Today it is reported that the International Monetary Fund (IMF) has advised the Chancellor to “loosen the purse strings on public spending and taxation” (Financial Times) to mitigate the impact of a worst-case scenario hard Brexit.
The Government can act now to put in place measures that will help the UK’s vital industries prepare for Brexit, mitigate risks and protect employment and future growth.
ADS wrote to the Chancellor in September to set out priorities for the aerospace, defence, security and space sectors that should be addressed in the Budget and in the months that follow.
We believe the Budget should tackle three priorities for our industries:
- Prepare now to support companies through potentially severe cashflow consequences of a “no deal” Brexit.
- Invest in productivity programme like Sharing in Growth and SC21 that are boosting the UK’s global competitiveness.
- Use the next Comprehensive Spending Review to prioritise spending on long-term industrial strategy objectives and national security.
During the summer we asked members about their preparations for Brexit. Many companies indicated that a “no deal” Brexit scenario was the only one they were planning for, as insufficient information is available on any other outcome to make meaningful planning possible.
Cash-flow risks in the event of a “no deal” outcome are one of the key concerns.
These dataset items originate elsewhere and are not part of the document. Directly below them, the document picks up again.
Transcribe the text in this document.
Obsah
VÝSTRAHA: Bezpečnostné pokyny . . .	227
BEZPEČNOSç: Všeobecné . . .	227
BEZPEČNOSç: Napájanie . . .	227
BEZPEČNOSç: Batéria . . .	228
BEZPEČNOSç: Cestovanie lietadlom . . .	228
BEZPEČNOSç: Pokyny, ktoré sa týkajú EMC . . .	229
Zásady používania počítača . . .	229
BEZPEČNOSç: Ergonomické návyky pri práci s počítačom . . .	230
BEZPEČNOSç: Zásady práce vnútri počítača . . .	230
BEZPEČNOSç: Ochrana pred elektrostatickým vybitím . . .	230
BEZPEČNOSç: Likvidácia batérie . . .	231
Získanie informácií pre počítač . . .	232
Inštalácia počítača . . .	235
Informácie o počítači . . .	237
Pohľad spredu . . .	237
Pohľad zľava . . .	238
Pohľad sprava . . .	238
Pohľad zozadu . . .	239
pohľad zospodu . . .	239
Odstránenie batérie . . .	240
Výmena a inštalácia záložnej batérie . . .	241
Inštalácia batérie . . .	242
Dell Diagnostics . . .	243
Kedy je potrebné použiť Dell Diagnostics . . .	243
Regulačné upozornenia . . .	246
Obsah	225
Stockpiling is the only means of mitigating the impact of border delays, but the pressures created by carrying more materials and stock, plus additional VAT, threatens cash-flow difficulties that will be difficult to manage.
This is why we have asked the Chancellor to take urgent action to identify and prepare contingency measures that help ease the cash consequences of leaving the EU without a Withdrawal Agreement – an outcome that would mean no transition period to give businesses time to adapt.
The Treasury and Department for Business should begin planning now with the banks to make sure that in the event no deal is agreed between the UK and the EU, companies are not punished for dipping into their overdraft or breaching loan covenants.
The Government’s economic departments should also begin discussions with trade credit insurers to make sure coverage is not withdrawn in the event of no deal, as occurred during the financial crisis.
In further preparatory measures, ADS believes the Treasury should identify and set out a range of fiscal measures that would be sued to ease cash-flow pressures for companies and consumers, such as:
- A VAT holiday
- A corporate tax holiday
- 100% capital allowances
- Doubling R&D tax reliefs and credits
- Business rates relief
Raising industrial productivity remains a national challenge for the UK. To support supply chain companies who are seeking to invest in their own productivity and competitiveness, the Government should now extend funding for the Sharing in Growth and SC21 Competitiveness and Growth programmes.
The Sharing in Growth programme needs £12m funding from 2019 to bridge the gap until full funding for the proven structure, approach, governance and organisation can be secured for the long-term in next year’s Comprehensive Spending Review.
Alongside this, new funding of £16m for SC21 Competitiveness and Growth will allow a further 130 aerospace and defence companies to participate.
Industrial strategy programmes like Sharing in Growth and SC21 are proven to succeed in helping our industries raise productivity, making sure the UK can continue to meet rising international demand and to compete against overseas rivals.
ADS is encouraged by the Government’s continuing support for industrial strategy, with the Prime Minister already indicating at July’s Farnborough International Airshow that agreeing a new Aerospace Sector Deal is an important economic priority.
Targeted funding for these schemes can help make sure UK industry is well placed to compete after Brexit, and provide important backing for sectors that are high-value, high-productivity UK success stories.